The Berlin Wall: A World Divided

by Nick Farr on October 18, 2009
in Art & Beauty, Berlin, Places

Help me earn back some library fines. Buy this book at Amazon.

Berlin is my favorite city in the world.

I would have enjoyed Frederick Taylor’s incredibly rich and engaging history of the Berlin Wall, even if it weren’t such a great book in its own right.  It’s that rare historical non-fiction pageturner that successfully combines hard facts and soft details to craft a very compelling narrative of a fascinating era.

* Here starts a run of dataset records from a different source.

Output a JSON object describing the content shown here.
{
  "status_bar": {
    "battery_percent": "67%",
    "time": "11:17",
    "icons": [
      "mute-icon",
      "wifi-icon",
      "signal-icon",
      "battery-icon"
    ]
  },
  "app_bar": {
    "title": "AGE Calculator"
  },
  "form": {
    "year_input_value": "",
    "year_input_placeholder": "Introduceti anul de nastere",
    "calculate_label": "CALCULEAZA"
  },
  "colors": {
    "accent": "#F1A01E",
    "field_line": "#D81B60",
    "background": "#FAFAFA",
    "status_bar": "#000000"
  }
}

While a similar work could have been drafted from a comparably exhaustive review of literature and primary sources, Taylor has a unique gift for using anecdotal details to lend color to the historical timeline:

Free to come and go in the East as they wished, Western radical tourists liked its lack of commercialism and advertising, the cheap food, the bookshop next to Friedrichstrasse station where you could buy very inexpensive copies of the Marxist classics.  What could be so wrong with a state where you could buy a hardcover copy of Marx’s Eighteenth Brumaire for the price of a cup of (terrible) coffee?

The Berlin Wall does an excellent job of covering the most relevant historical details and placing them within the proper context of the wall and the city itself.  The book is an excellent response to the notion that the wall was much more symbolically than actually significant to the cold war.  The thinking and actions of leaders in the US, the USSR and the GDR are tightly placed together and paired well with the realities of life in Berlin at the time.

Through carefully weaving the stories of world leaders and global politics with the anecdotes of individuals in the East and the West, Taylor .  Between relating the somewhat famous history of Rudi Dutschke’s disenchantment with the GDR as a student and the famous escape attempts of the early 1960s, he gives an primary source account of two border guards.  This simple account, like many in the book, help properly frame the thinking of Berliners and the events of their time:

Some fled on the spur of the moment.  One Grepo platoon commander, stationed on the suburban part of the border, who fled the West with a comrade in 1961, described the foxhole conversation that preceded the escape:

“As we were lying there, he suddenly said to me: ‘What would you do if I were to clear off?’  My answer was: ‘Well, there’s only one thing I’ll say to you — as a Christian I can’t shoot at another human being.’  So straight away he said, ‘I’m clearing off.  Do you want to come with me?’”

After some hesitation, the platoon commander went with him.

Little ground is left uncovered in the book, which begins with a brief and entertaining history of the city itself from the Middle Ages, through Modern Europe’s wars, the Cold War and reunification.  The Afterword on the legacy of the wall, the “Mauer im Kopf” (Wall in the Head), is both realistically pessimistic and cautiously hopeful, if a bit too Berlin-centric. I captures a feeling I get from talking with some of my best friends in Berlin, who are often reluctant to opine on their city’s place in history and where that leaves it today.